Expressions, gestuelles, énergie… L’effet de réel est d’abord troublant, avant d’être emporté par l’ampleur de tragédie du récit : Zac se fait trahir par ses frères de cœur, cherche à se venger, entre en conflit avec une bande de proxénètes rivale. Mais la descente aux enfers qui se profile est freinée par un élément aussi simple que tabou chez le jeune héros : son amour indicible pour Shéhérazade, comme la seule force capable de lui faire défoncer les murs qui cloisonnent sa pensée et son destin, et de lui faire accepter de se retrouver derrière les barreaux quand il le faut.
Pour voir le film (dispo jusqu
+3 QUESTIONS À JEAN-BERNARD MARLIN
Votre documentaire et votre court métrage précédents se focalisaient déjà sur la jeune délinquance.

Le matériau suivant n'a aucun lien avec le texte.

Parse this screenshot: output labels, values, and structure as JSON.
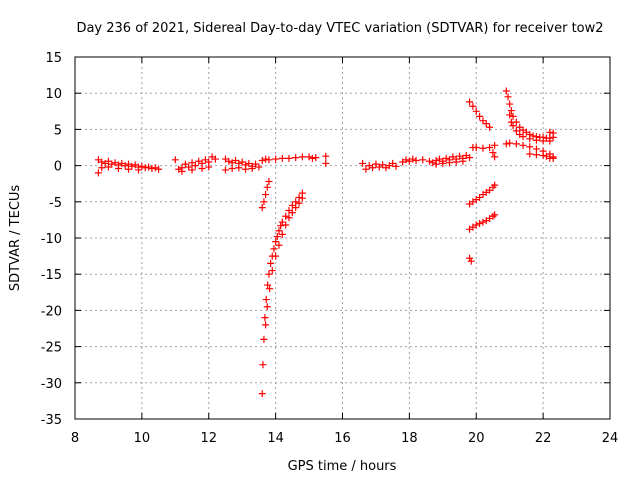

Qu’est-ce qui vous intéresse dans ce milieu ?
Shéhérazade est inspiré d’un fait divers impliquant un garçon de 17 ans qui vivait dans des chambres d’hôtel avec deux filles prostituées de son âge dans le quartier dans lequel j’ai ensuite tourné. C’est leur histoire d’amour qui m’a donné envie de faire le film, pas tant la délinquance. Pour ces projets, c’est aussi le problème du manque d’argent qui m’intéressait, car il s’est posé à moi au même âge.
Le film se déroule à Marseille, mais on ne reconnaît pas spécialement la ville. Pourquoi avoir choisi d’en gommer les spécificités ?
Je connais très bien la ville, j’y ai grandi, je ne voulais pas en montrer les lieux touristiques – quand on connaît, on va forcément vers les choses plus pointues. Mais le film commence par des images d’archives d’immigrés qui débarquent à Marseille, car je voulais tout de même faire de la ville un personnage à part entière, en montrant que c’est une terre d’immigration. Certaines scènes sont très stylisées, avec des jeux de lumière assez impressionnistes.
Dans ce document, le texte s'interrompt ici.